Zo maak je zelf het ultieme trainingsschema

Op het internet kun je duizenden trainingsschema’s vinden, maar welke past bij jou? Elk leven en lichaam is immers anders. Met de handvatten die we in dit artikel met je delen, draai je eenvoudig je eigen trainingsschema in elkaar.
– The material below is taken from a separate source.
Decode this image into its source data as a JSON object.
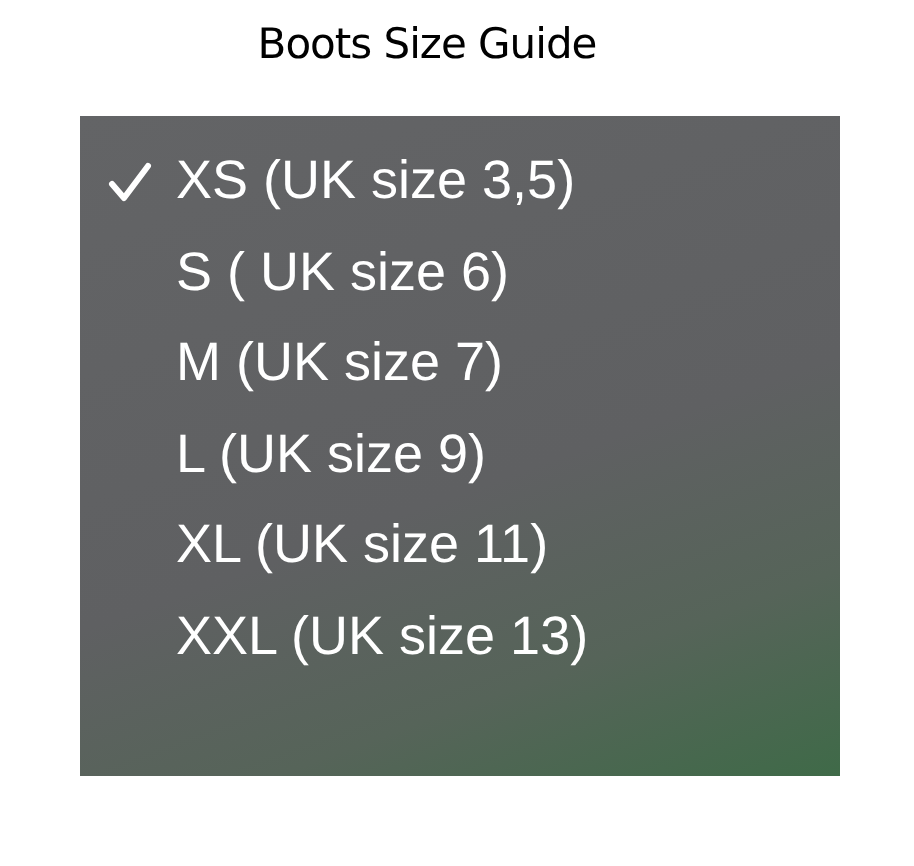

Zelf-trainingsschema-maken

Het maken van een schema is niet lastig, het is alleen zaak om het even wat aandacht te geven. Ga er rustig voor zitten en loop de onderstaande stappen door.

Stap 1: Wat is het doel?

Een trainingsschema dat niet naar een helder doel toewerkt, is per definitie kansloos. Bepaal wat je wil bereiken met het fitnesstraject dat je straks aangaat. Grofweg zijn dit de opties:

  • Afvallen
  • Sterker worden
  • Gespierder worden
  • Blessures/pijn verhelpen of voorkomen
  • Je gezondheid op peil houden
  • Een combinatie van het bovenstaande

Wie sterker wil worden, zal automatisch ook gespierder worden. En wie regelmatig naar de sportschool gaat, zal – door het meeveranderen van de leefstijl – waarschijnlijk ook afvallen. De kans op blessures doordat je lichaam sterker wordt, neemt vaak ook af en je algehele gezondheid stijgt met elke stap die je in de sportschool zet. Je ziet het: alle doelen zijn inherent aan elkaar, maar de opbouw van een trainingsschema kan wel degelijk per doel verschillen.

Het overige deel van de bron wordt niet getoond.